Sure enough! Although the bagel craze is a North American phenomenon, there are still a few places to get a half-decent bagel in Buenos Aires, as I learned firsthand when I joined some visiting college friends on a bagel hunt through middle class, Jewish Villa Crespo last week. (I also learned that the only way to get a bagel in this city is to ask for it with lox and cream cheese–not a disaster given my willingness to eat fish here and the general deliciousness of the combination, but still a little bit limiting, don’t you think?)

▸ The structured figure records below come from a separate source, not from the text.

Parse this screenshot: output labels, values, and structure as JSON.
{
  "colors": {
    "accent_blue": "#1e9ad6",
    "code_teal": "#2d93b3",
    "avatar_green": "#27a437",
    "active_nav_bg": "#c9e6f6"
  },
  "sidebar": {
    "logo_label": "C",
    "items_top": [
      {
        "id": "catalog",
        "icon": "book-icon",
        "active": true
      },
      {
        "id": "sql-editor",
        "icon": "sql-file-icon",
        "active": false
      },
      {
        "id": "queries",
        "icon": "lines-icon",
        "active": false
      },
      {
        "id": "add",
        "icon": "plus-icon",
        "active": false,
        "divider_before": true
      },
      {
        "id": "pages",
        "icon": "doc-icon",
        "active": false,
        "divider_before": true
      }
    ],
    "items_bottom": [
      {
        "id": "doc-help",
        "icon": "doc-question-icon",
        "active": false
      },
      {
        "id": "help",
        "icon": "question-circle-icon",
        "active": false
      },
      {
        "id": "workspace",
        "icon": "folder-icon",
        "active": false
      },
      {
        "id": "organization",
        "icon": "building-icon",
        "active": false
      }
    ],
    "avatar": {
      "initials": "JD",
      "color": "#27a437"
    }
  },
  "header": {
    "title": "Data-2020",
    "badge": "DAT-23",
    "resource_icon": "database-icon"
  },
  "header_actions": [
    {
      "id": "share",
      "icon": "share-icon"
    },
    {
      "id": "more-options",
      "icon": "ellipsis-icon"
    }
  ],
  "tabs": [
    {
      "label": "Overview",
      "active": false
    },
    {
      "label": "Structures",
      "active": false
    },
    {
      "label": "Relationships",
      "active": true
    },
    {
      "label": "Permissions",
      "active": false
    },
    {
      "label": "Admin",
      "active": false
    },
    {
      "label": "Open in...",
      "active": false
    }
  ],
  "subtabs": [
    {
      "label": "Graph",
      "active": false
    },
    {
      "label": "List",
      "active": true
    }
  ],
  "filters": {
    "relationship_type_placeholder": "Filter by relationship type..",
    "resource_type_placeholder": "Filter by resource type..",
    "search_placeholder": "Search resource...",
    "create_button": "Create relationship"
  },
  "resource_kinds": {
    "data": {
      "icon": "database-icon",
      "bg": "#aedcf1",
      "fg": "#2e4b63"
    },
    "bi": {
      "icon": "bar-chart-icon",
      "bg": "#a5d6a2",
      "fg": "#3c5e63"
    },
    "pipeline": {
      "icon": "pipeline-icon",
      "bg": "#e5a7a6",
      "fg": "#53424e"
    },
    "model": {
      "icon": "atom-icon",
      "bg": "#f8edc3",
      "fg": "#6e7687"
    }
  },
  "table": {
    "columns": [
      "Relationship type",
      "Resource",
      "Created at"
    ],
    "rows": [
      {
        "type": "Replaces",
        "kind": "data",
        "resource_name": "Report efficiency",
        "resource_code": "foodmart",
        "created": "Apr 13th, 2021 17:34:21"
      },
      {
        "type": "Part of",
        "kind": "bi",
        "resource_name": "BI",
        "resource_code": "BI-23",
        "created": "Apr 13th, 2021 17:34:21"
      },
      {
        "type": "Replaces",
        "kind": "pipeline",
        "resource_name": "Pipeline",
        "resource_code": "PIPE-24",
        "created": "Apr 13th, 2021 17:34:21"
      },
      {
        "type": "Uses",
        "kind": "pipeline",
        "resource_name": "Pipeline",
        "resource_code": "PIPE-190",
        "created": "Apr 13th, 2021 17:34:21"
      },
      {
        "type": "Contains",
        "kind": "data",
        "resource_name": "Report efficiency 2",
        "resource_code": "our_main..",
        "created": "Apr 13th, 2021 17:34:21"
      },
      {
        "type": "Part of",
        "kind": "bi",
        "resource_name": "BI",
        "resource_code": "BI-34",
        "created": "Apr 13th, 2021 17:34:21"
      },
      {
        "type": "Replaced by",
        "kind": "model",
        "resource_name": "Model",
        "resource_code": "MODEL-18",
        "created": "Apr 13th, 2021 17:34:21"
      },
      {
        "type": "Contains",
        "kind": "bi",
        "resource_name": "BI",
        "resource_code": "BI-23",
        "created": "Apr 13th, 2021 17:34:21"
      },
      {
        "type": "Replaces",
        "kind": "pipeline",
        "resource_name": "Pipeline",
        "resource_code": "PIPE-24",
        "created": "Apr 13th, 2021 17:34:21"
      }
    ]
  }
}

We went first to Café Crespin, which had been recommended to my friend Greg by a local contact who was clearly not a bagel devotee. Although the service at Café Crespin was friendly, the sides of potatoes exceptionally flavorful, and the vegetable sandwich we ordered surprisingly well done for a meatless main, the place looked way too trendy to have a great bagel–and sure enough, the roll itself was tiny and tough and overly dense. Everything else was solid enough, though, that I’d be happy to return one Sunday for the brunch that the cafe hypes as its main event.
Café Crespin can’t hold a candle to our second stop, La Crespo, a newly opened bakery/restaurant six blocks to the west. All of the pastries I had at this tiny place–the potato knish, the bourekas stuffed with eggplant and greens, the tartin–were flaky, buttery and indulgent. My friends had hot pastrami; it went over very well. Stuffed, we made enough room to share a last bagel, and we’re all glad we did–it was light and crunchy and perfectly toasted, without a doubt the best I’ve had yet in BA. And the elderly Jewish couple that runs the place is adorable, overflowing with pride in the food they serve. When I complimented the kindly male half on our meal, he responded, “Yes, we make very good bagels, and we make very good hot pastrami.” It would have been hard to disagree.